Sigh. Yes, we've heard it all before. It's reality that's being excessively radical, therefore we must legislate against reality.
Sadiq Khan sparks row with Met after blocking £50m AI deal with Palantir
in The GuardianThe deal would have been Palantir’s largest yet in British policing, after others worth £330m and £240m with NHS England and the Ministry of Defence.
The row has been inflamed by the fact that Khan has previously made clear that Londoners only wanted to see public money being paid to companies that “share the values of our city”.
[…]
The row has cast fresh light on Palantir’s record of winning public contracts in the UK. Scotland Yard previously appointed Palantir on a much smaller contract to use AI to monitor staff behaviour in an bid to root out corrupt officers. This contract was awarded directly, without advertisement or open competition, because its value was just below the £500,000 threshold required for City Hall’s approval.
Khan said on Thursday: “In general terms, what you’re allowing is these private companies to almost have a loss leader, so they give you a good deal or something for nothing for a short bit of time [and] you can become reliant upon them.”
In 2023 the government’s chief commercial officer raised concerns with Palantir about the practice of offering public services for a zero or nominal cost to gain a commercial foothold.

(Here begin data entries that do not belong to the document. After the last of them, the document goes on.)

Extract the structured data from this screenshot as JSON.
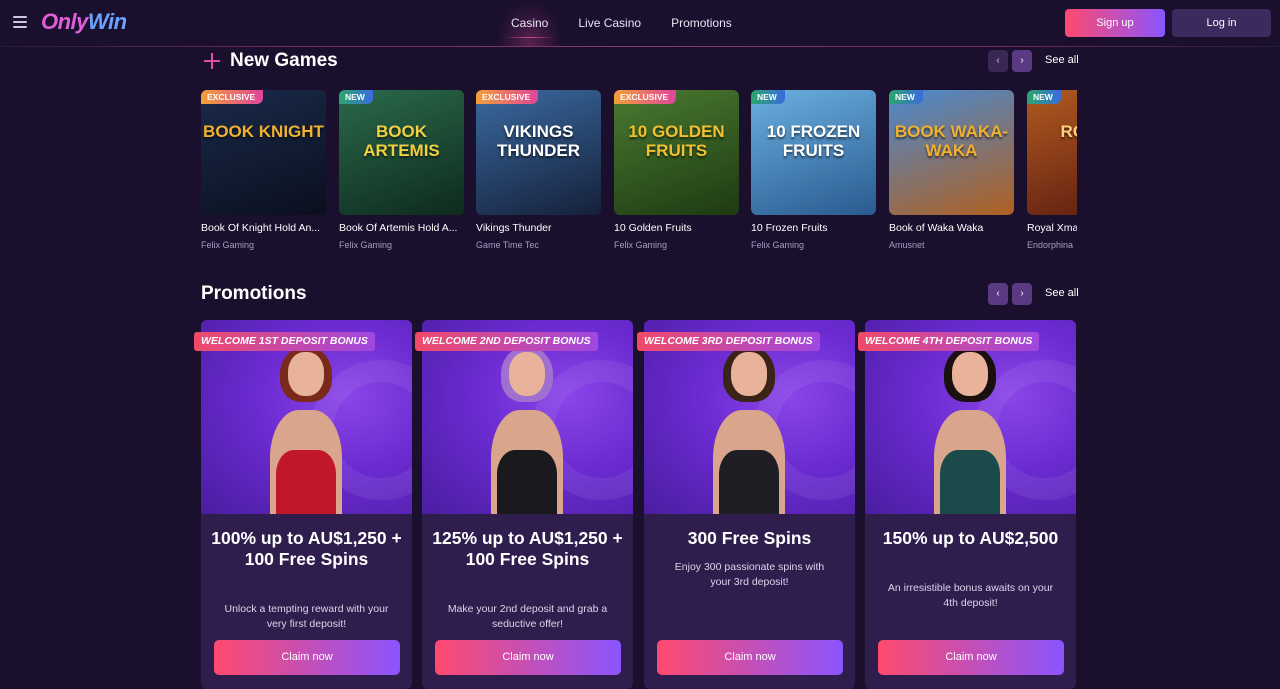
{
  "header": {
    "logo_part1": "Only",
    "logo_part2": "Win",
    "nav": [
      {
        "label": "Casino",
        "active": true
      },
      {
        "label": "Live Casino",
        "active": false
      },
      {
        "label": "Promotions",
        "active": false
      }
    ],
    "signup_label": "Sign up",
    "login_label": "Log in"
  },
  "new_games": {
    "title": "New Games",
    "see_all": "See all",
    "prev_arrow": "‹",
    "next_arrow": "›",
    "games": [
      {
        "badge": "EXCLUSIVE",
        "badge_type": "exclusive",
        "name": "Book Of Knight Hold An...",
        "provider": "Felix Gaming",
        "thumb_text": "BOOK KNIGHT",
        "color1": "#1a2a4a",
        "color2": "#0a0f1e",
        "text_color": "#f0b030"
      },
      {
        "badge": "NEW",
        "badge_type": "new",
        "name": "Book Of Artemis Hold A...",
        "provider": "Felix Gaming",
        "thumb_text": "BOOK ARTEMIS",
        "color1": "#2a6a4a",
        "color2": "#0e2a1e",
        "text_color": "#f0d040"
      },
      {
        "badge": "EXCLUSIVE",
        "badge_type": "exclusive",
        "name": "Vikings Thunder",
        "provider": "Game Time Tec",
        "thumb_text": "VIKINGS THUNDER",
        "color1": "#3a6aa0",
        "color2": "#15203a",
        "text_color": "#ffffff"
      },
      {
        "badge": "EXCLUSIVE",
        "badge_type": "exclusive",
        "name": "10 Golden Fruits",
        "provider": "Felix Gaming",
        "thumb_text": "10 GOLDEN FRUITS",
        "color1": "#4a7a30",
        "color2": "#1e3a12",
        "text_color": "#f0c030"
      },
      {
        "badge": "NEW",
        "badge_type": "new",
        "name": "10 Frozen Fruits",
        "provider": "Felix Gaming",
        "thumb_text": "10 FROZEN FRUITS",
        "color1": "#6ab0e0",
        "color2": "#2a5a90",
        "text_color": "#ffffff"
      },
      {
        "badge": "NEW",
        "badge_type": "new",
        "name": "Book of Waka Waka",
        "provider": "Amusnet",
        "thumb_text": "BOOK WAKA-WAKA",
        "color1": "#4a8ad0",
        "color2": "#b06020",
        "text_color": "#f0b030"
      },
      {
        "badge": "NEW",
        "badge_type": "new",
        "name": "Royal Xmas",
        "provider": "Endorphina",
        "thumb_text": "ROYAL",
        "color1": "#b05a20",
        "color2": "#5a1a10",
        "text_color": "#ffd080"
      }
    ]
  },
  "promotions": {
    "title": "Promotions",
    "see_all": "See all",
    "prev_arrow": "‹",
    "next_arrow": "›",
    "items": [
      {
        "label": "WELCOME 1ST DEPOSIT BONUS",
        "title": "100% up to AU$1,250 + 100 Free Spins",
        "desc": "Unlock a tempting reward with your very first deposit!",
        "cta": "Claim now",
        "hair": "#7a2a1a",
        "dress": "#c0182a"
      },
      {
        "label": "WELCOME 2ND DEPOSIT BONUS",
        "title": "125% up to AU$1,250 + 100 Free Spins",
        "desc": "Make your 2nd deposit and grab a seductive offer!",
        "cta": "Claim now",
        "hair": "#a070d0",
        "dress": "#1a1a1e"
      },
      {
        "label": "WELCOME 3RD DEPOSIT BONUS",
        "title": "300 Free Spins",
        "desc": "Enjoy 300 passionate spins with your 3rd deposit!",
        "cta": "Claim now",
        "hair": "#3a2418",
        "dress": "#1e1e24"
      },
      {
        "label": "WELCOME 4TH DEPOSIT BONUS",
        "title": "150% up to AU$2,500",
        "desc": "An irresistible bonus awaits on your 4th deposit!",
        "cta": "Claim now",
        "hair": "#1a1010",
        "dress": "#1a4a4a"
      }
    ]
  },
  "colors": {
    "background": "#1b0f2e",
    "accent_pink": "#ff4a6e",
    "accent_purple": "#8a55ff",
    "card_bg": "#2e1d4d"
  }
}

Donald Campbell, director of advocacy at the tech equity campaign Foxglove, said: “Palantir is notorious for its ‘land and expand’ approach, in which it wins small contracts or even offers free services at first, then uses those to build a much wider role in our public services.”.
He said Khan had “seen through this practice, and put a stop to it – while rightly highlighting Londoners’ concerns over Palantir’s ethical record”.
[…]
Martin Wrigley, a Liberal Democrat member of the Commons science and technology select committee said he was “delighted” by City Hall’s decision.
“To get another contract without competition would have been a disgrace,” Wrigley said. “Palantir have failed to deliver to their promises on too many projects. Buying projects through free trials to then write the contract spec should be banned from government procurement.”
Khan’s move will be a blow to the Labour government’s efforts to use AI to improve policing. In January, the home secretary, Shabana Mahmood, called for police to “ramp up use of AI” and to adopt the technology “at pace and scale”.